Les villes du royaume se rendoient à l'envi les unes des autres à ceux que Charles envoyoit pour les prendre. Les seigneurs du pays, à la réserve du marquis de Pescaire, et de deux ou trois autres, vinrent avec empressement lui rendre hommage. L'Europe regardoit avec étonnement une conquête si rapide; il sembloit que l'Italie se fût trouvée tout à coup sans action, par une espèce d'enchantement. Le Pape disoit que ce n'étoit pas une guerre que le roi avoit faite, mais un voyage paisible, où il n'avoit pas eu besoin d'envoyer des capitaines pour prendre les places, mais seulement ses fourriers pour lui marquer son logis. Si on eût envoyé d'abord un petit corps à Ischia avec quelque artillerie, en l'état où étoient les affaires, le château se seroit rendu mais aussitôt qu'on fut maître de Naples, on ne songea qu'à la bonne chère, à des joutes et à des plaisirs. Nos gens méprisoient les Italiens, qu'ils avoient vaincus si aisément, et à peine les croyoient-ils des hommes.
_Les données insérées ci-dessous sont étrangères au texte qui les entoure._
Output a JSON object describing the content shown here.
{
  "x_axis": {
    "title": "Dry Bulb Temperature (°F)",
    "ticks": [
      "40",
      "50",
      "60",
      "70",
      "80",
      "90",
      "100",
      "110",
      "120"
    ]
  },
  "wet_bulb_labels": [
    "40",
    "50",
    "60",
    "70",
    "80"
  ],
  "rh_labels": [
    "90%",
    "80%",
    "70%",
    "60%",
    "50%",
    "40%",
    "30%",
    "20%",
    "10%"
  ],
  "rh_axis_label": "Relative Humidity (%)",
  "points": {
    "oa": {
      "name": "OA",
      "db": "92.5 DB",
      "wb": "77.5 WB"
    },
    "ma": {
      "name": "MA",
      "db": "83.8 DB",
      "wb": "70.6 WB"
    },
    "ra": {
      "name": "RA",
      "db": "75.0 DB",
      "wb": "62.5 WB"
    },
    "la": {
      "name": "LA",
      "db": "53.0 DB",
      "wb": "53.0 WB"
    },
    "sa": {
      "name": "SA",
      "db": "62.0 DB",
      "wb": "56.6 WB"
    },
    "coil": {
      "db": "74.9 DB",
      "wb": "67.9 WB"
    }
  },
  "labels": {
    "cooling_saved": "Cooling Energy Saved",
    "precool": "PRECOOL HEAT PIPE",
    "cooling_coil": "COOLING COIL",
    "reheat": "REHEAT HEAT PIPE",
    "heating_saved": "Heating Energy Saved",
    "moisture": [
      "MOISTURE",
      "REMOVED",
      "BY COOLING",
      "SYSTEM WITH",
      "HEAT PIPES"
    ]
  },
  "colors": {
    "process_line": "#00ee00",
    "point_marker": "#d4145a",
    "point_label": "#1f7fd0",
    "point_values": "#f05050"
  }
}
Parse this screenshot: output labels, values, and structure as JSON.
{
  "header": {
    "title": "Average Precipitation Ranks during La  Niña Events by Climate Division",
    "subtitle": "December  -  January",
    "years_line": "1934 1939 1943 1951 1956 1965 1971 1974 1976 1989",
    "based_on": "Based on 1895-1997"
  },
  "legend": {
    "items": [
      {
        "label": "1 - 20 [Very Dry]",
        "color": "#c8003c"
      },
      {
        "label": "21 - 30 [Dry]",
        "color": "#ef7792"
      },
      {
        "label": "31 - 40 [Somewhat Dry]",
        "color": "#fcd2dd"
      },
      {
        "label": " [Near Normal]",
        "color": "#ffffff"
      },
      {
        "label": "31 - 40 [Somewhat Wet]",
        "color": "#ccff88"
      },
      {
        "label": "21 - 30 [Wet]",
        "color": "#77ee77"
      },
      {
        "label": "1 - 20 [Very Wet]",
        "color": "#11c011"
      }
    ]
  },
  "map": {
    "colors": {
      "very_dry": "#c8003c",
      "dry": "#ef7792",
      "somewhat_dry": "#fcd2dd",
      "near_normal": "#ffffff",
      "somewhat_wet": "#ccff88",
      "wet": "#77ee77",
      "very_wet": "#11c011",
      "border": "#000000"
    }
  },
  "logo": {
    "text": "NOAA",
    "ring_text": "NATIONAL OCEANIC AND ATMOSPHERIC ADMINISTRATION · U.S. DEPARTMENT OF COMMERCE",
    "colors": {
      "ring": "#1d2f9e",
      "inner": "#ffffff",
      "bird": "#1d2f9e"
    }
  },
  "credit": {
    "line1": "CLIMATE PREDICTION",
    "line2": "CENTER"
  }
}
Etienne de Vesc, que Charles créa duc de Noie, et connétable de Naples, faisoit à la vérité tout ce qu'il pouvoit pour la conservation de ce royaume; mais il se chargeoit de plus d'affaires qu'il n'étoit capable d'en porter; ainsi le désordre étoit extrême. Charles manqua Brindes qui vouloit se rendre, mais il n'y envoya pas ses troupes assez tôt; la même chose lui arriva à Reggio, place importante sur le détroit de Sicile, pour avoir voulu donner à un des siens cette ville qui ne vouloit être qu'à lui. Le château de Gallipoli dans l'Abruzze fut pareillement négligé avec quelques autres places. A la fin le roi envoya l'armée navale à Ischia, qu'elle trouva en trop bon état pour être attaquée. Ferdinand se retira cependant en Sicile. Il ne se parla guère des Turcs, qui trembloient à Constantinople, au bruit des conquêtes du roi. On en eût eu bon marché sous un prince aussi peu vaillant que Bajazet;
mais quelques intelligences qu'on avoit en Grèce, du côté de Thessalie, furent découvertes, et, à ce qu'on croit, par les Vénitiens. Zizim mourut, et avec lui le principal fondement de l'espérance des François fut renversé.